Die Verwendung von kleinen, handhabbaren Gewichten aus dem exotischen Material könnte den Fischfang wesentlich ertragreicher gemacht haben. Wenige spezialisierte Fischer konnten so eine größere Bevölkerung ganzjährig mit den Grundnahrungsmitteln versorgen. Da Fisch, zumal im warmen Klima Louisianas, nicht aufbewahrt werden kann, konnten sie den Ertrag auch nicht sinnvoll für individuelle Zwecke nutzen, sondern stellten ihn der Allgemeinheit zur Verfügung. Dadurch wurde erhebliche Arbeitskraft frei, die für Gemeinschaftsprojekte genutzt werden konnte, um eine Anlage vom Umfang Poverty Points zu errichten.[21] Das Vorbild der Fischer könnten auch die Mitglieder der Gemeinschaft, die über Beziehungen zu anderen Sippen in Gebieten mit Steinvorkommen verfügten, veranlasst haben, ihre Ressource nicht individuell zu nutzen, sondern der Gemeinschaft zugänglich zu machen. Die Gesellschaft muss als egalitär gelten, da sich keine Anzeichen für eine soziale Schichtung erkennen lassen. In Poverty Point und den Außenstellen der Poverty-Point-Kultur wurden keinerlei Horte von exotischem Gestein gefunden und keine Hinweise darauf, dass sich Individuen Steine über den eigenen Bedarf hinaus aneigneten. Stattdessen scheint das Material nach den Aufgaben verteilt worden zu sein; wer für seine Tätigkeit ein Werkzeug aus speziellem Stein brauchte, der bekam es.[11]

Artefakte

Die Lage von Poverty Point am Unterlauf des Mississippi bot die Möglichkeit, per Boot gewaltige Steinmassen aus dem gesamten Flusssystem zu beziehen. Bleiglanz kam vom oberen Mississippi im heutigen Missouri, Wisconsin und Iowa, besonders hochwertiger Feuerstein (grey northern flint) vom Nebenfluss Ohio, einzelne Stücke Hornstein von dessen Zufluss, dem Tennessee River. Speckstein wurde aus dem heutigen Süden Tennessees bezogen, entweder über den Tennessee River oder vom Fundort zum Golf von Mexiko und dann auf dem Meer bis zur Mündung des Mississippis. Aus dem Speckstein wurden Schüsseln und Schalen geschnitten, die aber selten und vermutlich kostbar waren. Kupfer wurde in kleinen Mengen von den Großen Seen im heutigen Ontario im Süden Kanadas bezogen. Daneben wurden weiterhin die bisherigen Quellen für gewöhnlichere Gesteine in der Nähe genutzt.[22] Die Gesamtmenge importierten Gesteins wird auf etwa 70 Tonnen geschätzt.[23]
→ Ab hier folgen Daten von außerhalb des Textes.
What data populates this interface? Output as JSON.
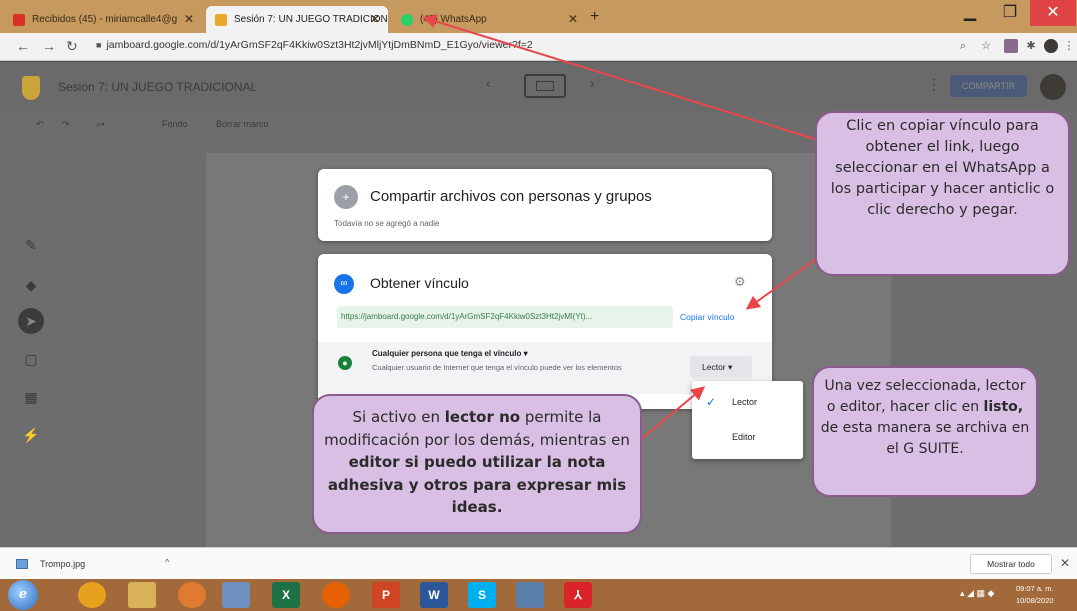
{
  "browser": {
    "tabs": [
      {
        "title": "Recibidos (45) - miriamcalle4@g"
      },
      {
        "title": "Sesión 7: UN JUEGO TRADICION"
      },
      {
        "title": "(45) WhatsApp"
      }
    ],
    "new_tab": "+",
    "url": "jamboard.google.com/d/1yArGmSF2qF4Kkiw0Szt3Ht2jvMljYtjDmBNmD_E1Gyo/viewer?f=2"
  },
  "app": {
    "title": "Sesión 7: UN JUEGO TRADICIONAL",
    "share_button": "COMPARTIR",
    "toolbar": {
      "background": "Fondo",
      "clear_frame": "Borrar marco"
    }
  },
  "share_dialog": {
    "title": "Compartir archivos con personas y grupos",
    "subtitle": "Todavía no se agregó a nadie"
  },
  "link_dialog": {
    "title": "Obtener vínculo",
    "url": "https://jamboard.google.com/d/1yArGmSF2qF4Kkiw0Szt3Ht2jvMl(Yt)...",
    "copy_label": "Copiar vínculo",
    "access_label": "Cualquier persona que tenga el vínculo",
    "access_desc": "Cualquier usuario de Internet que tenga el vínculo puede ver los elementos",
    "role": "Lector"
  },
  "role_menu": {
    "options": [
      "Lector",
      "Editor"
    ]
  },
  "annotations": {
    "bubble1": "Clic en copiar vínculo para obtener el link, luego seleccionar en el WhatsApp a los participar y hacer anticlic o clic derecho y pegar.",
    "bubble2": {
      "p1": "Si activo en ",
      "b1": "lector no",
      "p2": " permite la modificación por los demás, mientras en ",
      "b2": "editor si puedo utilizar la nota adhesiva y otros para expresar mis ideas."
    },
    "bubble3": {
      "p1": "Una vez seleccionada, lector o editor, hacer clic en ",
      "b1": "listo,",
      "p2": " de esta manera se archiva en el G SUITE."
    }
  },
  "downloads": {
    "file": "Trompo.jpg",
    "show_all": "Mostrar todo"
  },
  "taskbar": {
    "time": "09:07 a. m.",
    "date": "10/08/2020"
  },
  "colors": {
    "bubble_fill": "#d9bfe3",
    "bubble_border": "#8b5a8e",
    "arrow": "#e8464a",
    "link_blue": "#1a73e8"
  }
}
Je nach Zweck wurden aus den unterschiedlichen Gesteinen vielfältige Werkzeuge angefertigt. Grobe Grabstöcke mit Steinkopf dienten dazu, essbare Wurzeln auszugraben, Faustkeile wurden zu Erdarbeiten eingesetzt, Projektilspitzen auf Wurfspeeren waren die Jagdwaffe. Polierte Steingewichte waren an als Atlatl bezeichneten Speerschleudern befestigt, kleine Formen waren vermutlich an Fischernetzen befestigt. Schaber und verschiedenste Klingen aus scharfkantig und flach abgesplittertem Stein dienten zur Zerkleinerung von Nahrung und der Bearbeitung von Leder. Typische Artefakte für Poverty Point selbst, nicht aber für alle peripheren Orte, sind als Microblades bezeichnete Klingen aus sehr schmalen Abschlägen. Sie weisen häufig nur an einer Seite Abnutzungsspuren auf. Daher wird diskutiert, ob sie in nicht erhaltene hölzerne oder knöcherne Griffe eingelassen waren und zum Abschaben von Wurzeln wie des Wasser-Lederhülsenbaums (Gleditsia aquatica) dienten. Dies könnte eine wichtige Quelle von Kohlenhydraten der Bevölkerung dargestellt haben.[24]
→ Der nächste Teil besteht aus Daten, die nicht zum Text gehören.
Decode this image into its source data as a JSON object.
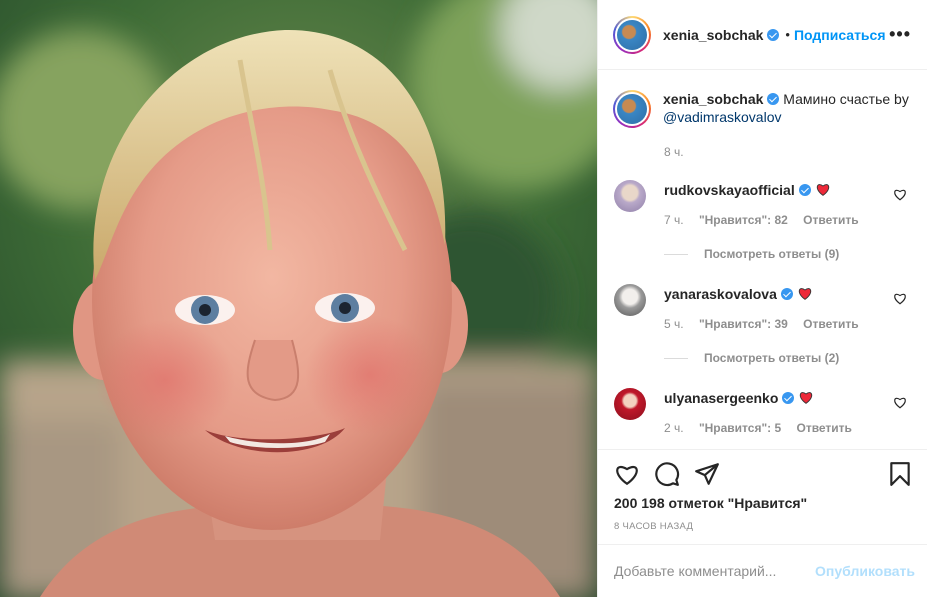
{
  "post": {
    "author": "xenia_sobchak",
    "follow_label": "Подписаться",
    "dot": "•",
    "more_label": "•••",
    "caption_text": "Мамино счастье by",
    "caption_mention": "@vadimraskovalov",
    "caption_time": "8 ч."
  },
  "comments": [
    {
      "user": "rudkovskayaofficial",
      "time": "7 ч.",
      "likes": "\"Нравится\": 82",
      "reply": "Ответить",
      "view_replies": "Посмотреть ответы (9)",
      "avatar_color": "#b9a9c9"
    },
    {
      "user": "yanaraskovalova",
      "time": "5 ч.",
      "likes": "\"Нравится\": 39",
      "reply": "Ответить",
      "view_replies": "Посмотреть ответы (2)",
      "avatar_color": "#9a9a9a"
    },
    {
      "user": "ulyanasergeenko",
      "time": "2 ч.",
      "likes": "\"Нравится\": 5",
      "reply": "Ответить",
      "avatar_color": "#c0182a"
    }
  ],
  "actions": {
    "likes_text": "200 198 отметок \"Нравится\"",
    "time_ago": "8 ЧАСОВ НАЗАД",
    "comment_placeholder": "Добавьте комментарий...",
    "publish_label": "Опубликовать"
  },
  "colors": {
    "accent": "#0095f6",
    "verified": "#3897f0",
    "heart_red": "#ed2939",
    "muted": "#8e8e8e"
  },
  "icons": [
    "verified-badge-icon",
    "more-options-icon",
    "heart-icon",
    "comment-icon",
    "share-icon",
    "bookmark-icon",
    "red-heart-emoji"
  ]
}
Gefäße sind seltene Funde, sie bestanden überwiegend aus Speckstein, teilweise aus Sandstein, daneben aus Keramik. Die Keramik war einfach, jedoch wurden Scherben mit verschiedenen Magerungsmittel gefunden. Umstritten ist, ob die Keramik an Ort und Stelle produziert oder importiert wurde. Materialanalysen lassen vermuten, dass höchstens ein kleiner Teil der wenigen keramischen Scherben aus lokalem Material bestand.[25] Dabei wird vermutet, dass zunächst in Poverty Point die Herstellung von einfacher Keramik aus lokalem Material erfunden wurde, bevor Keramiktechniken mit Pflanzenfasern als Magerungsmittel importiert wurden.
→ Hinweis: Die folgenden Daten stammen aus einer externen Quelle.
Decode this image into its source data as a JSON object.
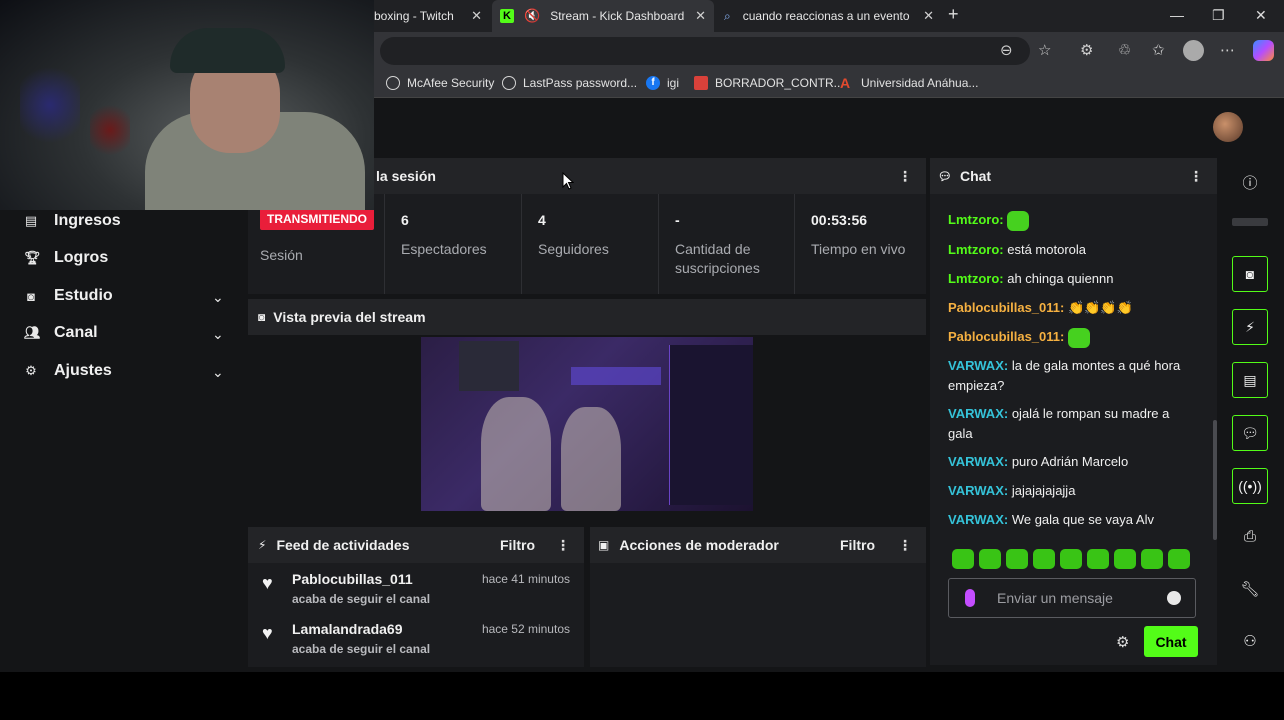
{
  "tabs": [
    {
      "title": "boxing - Twitch"
    },
    {
      "title": "Stream - Kick Dashboard"
    },
    {
      "title": "cuando reaccionas a un evento en"
    }
  ],
  "bookmarks": [
    "McAfee Security",
    "LastPass password...",
    "igi",
    "BORRADOR_CONTR...",
    "Universidad Anáhua..."
  ],
  "nav": [
    {
      "label": "Ingresos",
      "icon": "bar-chart-icon",
      "has_chevron": false
    },
    {
      "label": "Logros",
      "icon": "trophy-icon",
      "has_chevron": false
    },
    {
      "label": "Estudio",
      "icon": "camera-icon",
      "has_chevron": true
    },
    {
      "label": "Canal",
      "icon": "users-icon",
      "has_chevron": true
    },
    {
      "label": "Ajustes",
      "icon": "gear-icon",
      "has_chevron": true
    }
  ],
  "session": {
    "title": "la sesión",
    "badge": "TRANSMITIENDO",
    "badge_label": "Sesión",
    "stats": [
      {
        "value": "6",
        "label": "Espectadores"
      },
      {
        "value": "4",
        "label": "Seguidores"
      },
      {
        "value": "-",
        "label": "Cantidad de suscripciones"
      },
      {
        "value": "00:53:56",
        "label": "Tiempo en vivo"
      }
    ]
  },
  "preview": {
    "title": "Vista previa del stream"
  },
  "feed": {
    "title": "Feed de actividades",
    "filter": "Filtro",
    "items": [
      {
        "user": "Pablocubillas_011",
        "action": "acaba de seguir el canal",
        "time": "hace 41 minutos"
      },
      {
        "user": "Lamalandrada69",
        "action": "acaba de seguir el canal",
        "time": "hace 52 minutos"
      }
    ]
  },
  "mod": {
    "title": "Acciones de moderador",
    "filter": "Filtro"
  },
  "chat": {
    "title": "Chat",
    "messages": [
      {
        "user": "Lmtzoro:",
        "text": "",
        "emote": true,
        "color": "#53fc18"
      },
      {
        "user": "Lmtzoro:",
        "text": "está motorola",
        "emote": false,
        "color": "#53fc18"
      },
      {
        "user": "Lmtzoro:",
        "text": "ah chinga quiennn",
        "emote": false,
        "color": "#53fc18"
      },
      {
        "user": "Pablocubillas_011:",
        "text": "👏👏👏👏",
        "emote": false,
        "color": "#f5b041"
      },
      {
        "user": "Pablocubillas_011:",
        "text": "",
        "emote": true,
        "color": "#f5b041"
      },
      {
        "user": "VARWAX:",
        "text": "la de gala montes a qué hora empieza?",
        "emote": false,
        "color": "#35c3d9"
      },
      {
        "user": "VARWAX:",
        "text": "ojalá le rompan su madre a gala",
        "emote": false,
        "color": "#35c3d9"
      },
      {
        "user": "VARWAX:",
        "text": "puro Adrián Marcelo",
        "emote": false,
        "color": "#35c3d9"
      },
      {
        "user": "VARWAX:",
        "text": "jajajajajajja",
        "emote": false,
        "color": "#35c3d9"
      },
      {
        "user": "VARWAX:",
        "text": "We gala que se vaya Alv",
        "emote": false,
        "color": "#35c3d9"
      }
    ],
    "placeholder": "Enviar un mensaje",
    "send_label": "Chat"
  },
  "colors": {
    "accent": "#53fc18",
    "live": "#e91e3a"
  }
}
Schmuckstücke wurden in Form von Kettenanhängern aus Keramik, Stein und Kupfer gefunden. Kultischer Charakter kann kleinen Figuren unterstellt werden, die Tiere beziehungsweise androgyne oder eindeutig weibliche Menschen abbilden. Aus Jaspis wurden kleine Tierfiguren gefertigt, die als Eulen gedeutet werden. Sie wurden auch an anderen Orten der Poverty-Point-Kultur gefunden und gelten als charakteristische Artefakte auch wenn ihre spezifische Bedeutung unbekannt ist.[26] In Steinen und keramischen Gefäßen wurden Ritzungen gefunden. Die meisten stellen Tiere (Vögel, Schildkröten und selten nicht identifizierbare, vierfüßige Tiere) dar oder sind geometrisch dekorativ. Einige bestehen aus komplizierten Glyphen, die runde und geschwungene Formen der Natur mit geometrischen Figuren kombinieren.[27] Die kleinen figürlichen Darstellungen werden als Fetische oder Talismane interpretiert, die eigene Kräfte entwickeln oder diese symbolisieren.[11]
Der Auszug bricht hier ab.